In those days of the early 1960s, Weiss recalled, there were not a lot of people his age going to college. They were joining the service or getting jobs or getting married. Weiss had already applied to a teacher’s college in South Carolina.
He was walking across his high school campus in Orlando and something happened as he passed his parish church.
“I heard this voice say to me, ‘be a priest,’” Weiss said.
Although Weiss likes to joke about that moment, saying that he stopped walking that route after that day, he couldn’t get the impression out of his head. When Weiss spoke to a priest three days later, the priest told him to take the inspiration seriously.
Weiss said he’ll never forget the first time he celebrated Mass as a priest.
“It was an unbelievable feeling after nine years of formation to stand at the altar all by myself for the first time, and to speak the words of consecration – it was an incredibly powerful moment,” Weiss said. “I knew that from this moment forward, I had the opportunity to do that every day.”

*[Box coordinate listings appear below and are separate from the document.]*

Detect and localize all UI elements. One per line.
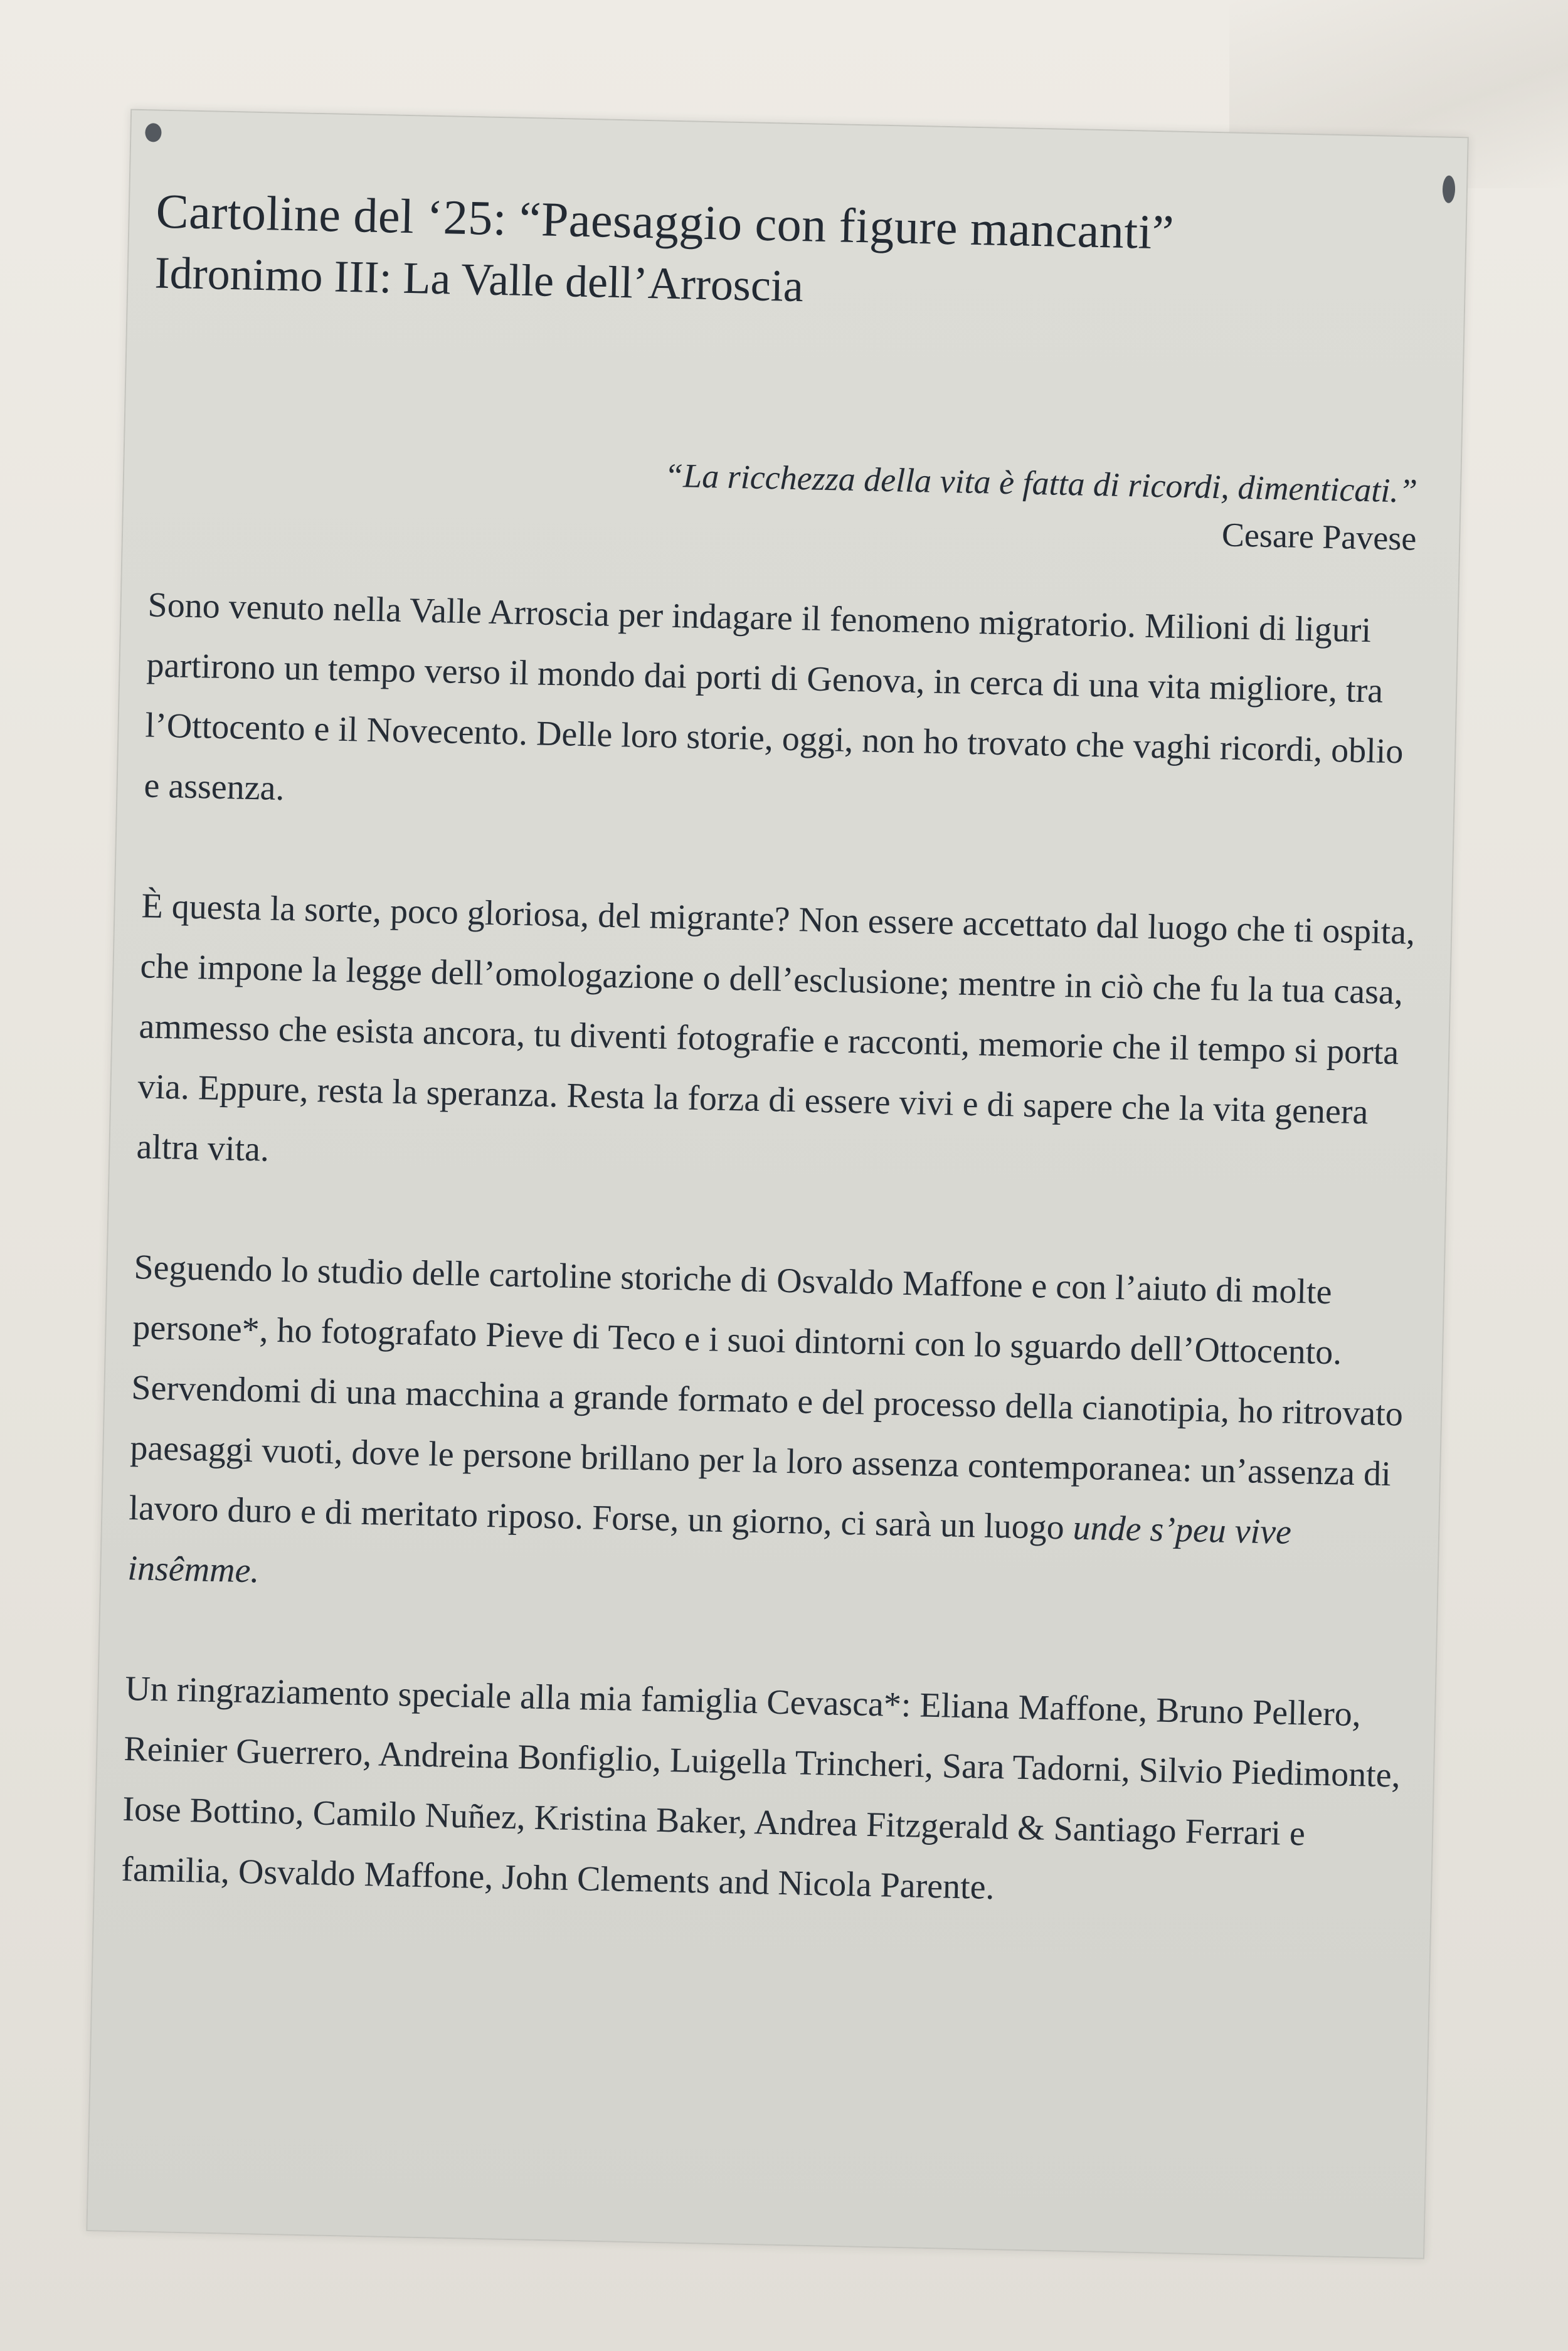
pin-icon — [145, 123, 162, 142]
cyanotype-print-sheet — [86, 109, 1468, 2259]
page-subtitle: Idronimo III: La Valle dell’Arroscia — [154, 247, 804, 312]
epigraph-author: Cesare Pavese — [1221, 516, 1417, 558]
paragraph-method — [127, 1237, 1414, 1625]
page-title: Cartoline del ‘25: “Paesaggio con figure mancanti” — [155, 183, 1175, 260]
dialect-phrase: unde s’peu vive insêmme. — [127, 1508, 1292, 1591]
paragraph-migrant: È questa la sorte, poco gloriosa, del migrante? Non essere accettato dal luogo che ti ospita, che impone la legge dell’omologazione o dell’esclusione; mentre in ciò che fu la tua casa, ammesso che esista ancora, tu diventi fotografie e racconti, memorie che il tempo si porta via. Eppure, resta la speranza. Resta la forza di essere vivi e di sapere che la vita genera altra vita. — [135, 886, 1416, 1169]
paragraph-acknowledgements: Un ringraziamento speciale alla mia famiglia Cevasca*: Eliana Maffone, Bruno Pellero, Reinier Guerrero, Andreina Bonfiglio, Luigella Trincheri, Sara Tadorni, Silvio Piedimonte, Iose Bottino, Camilo Nuñez, Kristina Baker, Andrea Fitzgerald & Santiago Ferrari e familia, Osvaldo Maffone, John Clements and Nicola Parente. — [120, 1669, 1401, 1908]
paragraph-intro: Sono venuto nella Valle Arroscia per indagare il fenomeno migratorio. Milioni di liguri partirono un tempo verso il mondo dai porti di Genova, in cerca di una vita migliore, tra l’Ottocento e il Novecento. Delle loro storie, oggi, non ho trovato che vaghi ricordi, oblio e assenza. — [143, 585, 1404, 809]
epigraph — [149, 440, 1431, 563]
epigraph-text: “La ricchezza della vita è fatta di ricordi, dimenticati.” — [664, 456, 1418, 510]
print-content — [120, 180, 1436, 1926]
paragraph-method-text: Seguendo lo studio delle cartoline storiche di Osvaldo Maffone e con l’aiuto di molte persone*, ho fotografato Pieve di Teco e i suoi dintorni con lo sguardo dell’Ottocento. Servendomi di una macchina a grande formato e del processo della cianotipia, ho ritrovato paesaggi vuoti, dove le persone brillano per la loro assenza contemporanea: un’assenza di lavoro duro e di meritato riposo. Forse, un giorno, ci sarà un luogo — [128, 1248, 1404, 1547]
pin-icon — [1443, 175, 1456, 203]
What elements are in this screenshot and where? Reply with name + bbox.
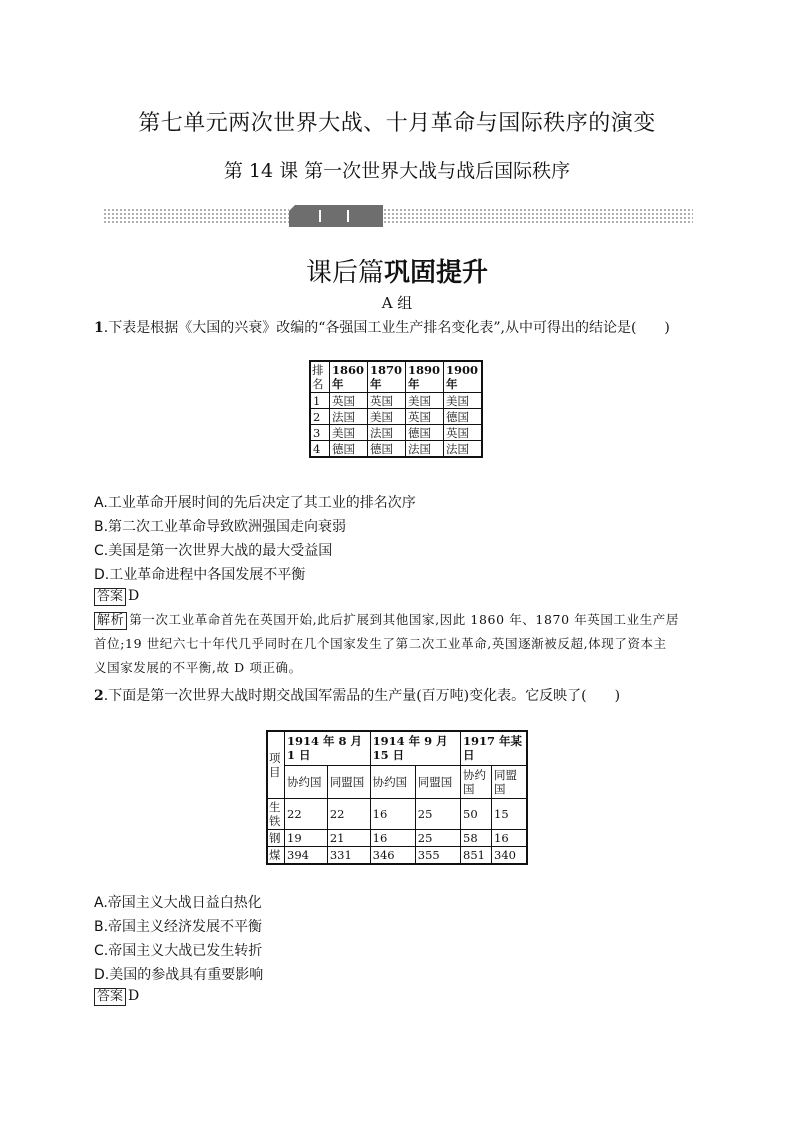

In his assignments at St. Andrew in Bridgeport, Trinity High School and St. Leo in Stamford, St. Jude in Monroe, St. Joseph in Shelton and St. Rose in Newtown, Weiss drew more and more inspiration from the example of everyday people living good lives.
“The more that you are involved in the lives of people the more you see the goodness, the power of faith – and it is impressive to see how many lay people are working to grow their faith,” he said. “I have been heavily influenced by the witness of other people.”
Had he not left the rectory to be with the people, Weiss said, it could have been a lonely 50 years.
“That is what the lord himself did – he walked the streets, and he went where the people were – and that is what we are called to do,” Weiss said. “Sitting in the rectory waiting for the doorbell to ring doesn’t work anymore. Jesus was never sitting in the temple. He was out with the people, listening to their needs.”